Commutative laws: p ∧ q ≡ q ∧ p
p ∨ q ≡ q ∨ p
Associative laws: (p ∧ q) ∧ r ≡ p ∧ (q ∧ r)
(p ∨ q) ∨ r ≡ p ∨ (q ∨ r)
Distributive laws: p ∧ (q ∨ r) ≡ (p ∧ q) ∨ (p ∧ r)

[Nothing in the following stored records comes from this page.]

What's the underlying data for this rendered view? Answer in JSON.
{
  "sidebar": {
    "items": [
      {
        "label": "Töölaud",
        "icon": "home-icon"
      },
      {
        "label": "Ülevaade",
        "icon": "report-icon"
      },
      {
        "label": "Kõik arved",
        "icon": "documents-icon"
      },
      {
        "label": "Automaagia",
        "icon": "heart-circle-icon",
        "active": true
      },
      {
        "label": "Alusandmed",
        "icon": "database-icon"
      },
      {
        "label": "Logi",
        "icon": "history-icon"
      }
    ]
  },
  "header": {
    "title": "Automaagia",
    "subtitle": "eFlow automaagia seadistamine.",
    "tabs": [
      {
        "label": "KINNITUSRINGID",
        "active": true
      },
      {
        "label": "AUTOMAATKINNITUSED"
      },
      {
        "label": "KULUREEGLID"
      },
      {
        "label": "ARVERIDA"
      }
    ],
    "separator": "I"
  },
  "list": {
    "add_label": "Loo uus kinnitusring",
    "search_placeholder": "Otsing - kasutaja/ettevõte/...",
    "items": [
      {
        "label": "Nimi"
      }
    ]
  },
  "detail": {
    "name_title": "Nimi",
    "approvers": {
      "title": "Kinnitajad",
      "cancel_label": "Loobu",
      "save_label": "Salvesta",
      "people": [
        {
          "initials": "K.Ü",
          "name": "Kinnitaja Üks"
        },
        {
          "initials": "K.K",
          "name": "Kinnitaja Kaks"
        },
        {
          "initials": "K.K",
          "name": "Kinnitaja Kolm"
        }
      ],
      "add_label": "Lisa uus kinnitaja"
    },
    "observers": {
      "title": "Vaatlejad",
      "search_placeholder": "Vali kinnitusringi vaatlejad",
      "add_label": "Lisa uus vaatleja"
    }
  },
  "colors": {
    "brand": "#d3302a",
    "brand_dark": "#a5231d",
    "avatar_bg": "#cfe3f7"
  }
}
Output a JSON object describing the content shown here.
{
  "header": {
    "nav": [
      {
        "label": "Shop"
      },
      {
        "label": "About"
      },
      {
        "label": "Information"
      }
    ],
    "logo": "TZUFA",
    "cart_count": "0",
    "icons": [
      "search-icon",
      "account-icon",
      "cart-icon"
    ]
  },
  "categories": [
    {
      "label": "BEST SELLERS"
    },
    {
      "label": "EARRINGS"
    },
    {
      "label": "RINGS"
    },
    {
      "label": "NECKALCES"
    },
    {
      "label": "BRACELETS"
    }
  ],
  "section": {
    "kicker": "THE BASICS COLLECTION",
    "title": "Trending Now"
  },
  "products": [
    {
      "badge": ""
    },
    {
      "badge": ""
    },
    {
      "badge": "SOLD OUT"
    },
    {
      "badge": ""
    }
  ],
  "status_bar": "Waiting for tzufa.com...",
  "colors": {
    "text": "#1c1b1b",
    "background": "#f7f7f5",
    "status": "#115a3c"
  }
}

p ∨ (q ∧ r) ≡ (p ∨ q) ∧ (p ∨ r)
Identity laws: p ∧ t ≡ p
p ∨ c ≡ p
Negation laws: p ∨ ∼p ≡ t
p ∧ ∼p ≡ c
Double negative law: ∼(∼p) ≡ p
Idempotent laws: p ∧ p ≡ p
p ∨ p ≡ p
Universal bound laws: p ∨ t ≡ t
p ∧ c ≡ c
De Morgan’s laws: ∼(p ∧ q) ≡ ∼p ∨ ∼q
∼(p ∨ q) ≡ ∼p ∧ ∼q
Absorption laws: p ∨ (p ∧ q) ≡ p
p ∧ (p ∨ q) ≡ p
Negations of t and c: ∼t ≡ c
∼c ≡ t
Best Answer
$\neg(p \vee \neg q) \vee (\neg p \wedge \neg q) \equiv \neg p$
$\begin{align} \neg(p \vee \neg q) \vee (\neg p \wedge \neg q) & \equiv (\neg p \wedge \neg \neg q) \vee (\neg p \wedge \neg q) & \text{D'Morgan} \\ & \equiv (\neg p \wedge q) \vee (\neg p \wedge \neg q) & \text{Double Negation} \\ & \equiv \neg p \wedge (q\vee \neg q) & \text{Distribution} \\ & \equiv \neg p \wedge \top & \text{Conjunctive Negation} \\ & \equiv \neg p & \text{Identity} \end{align}$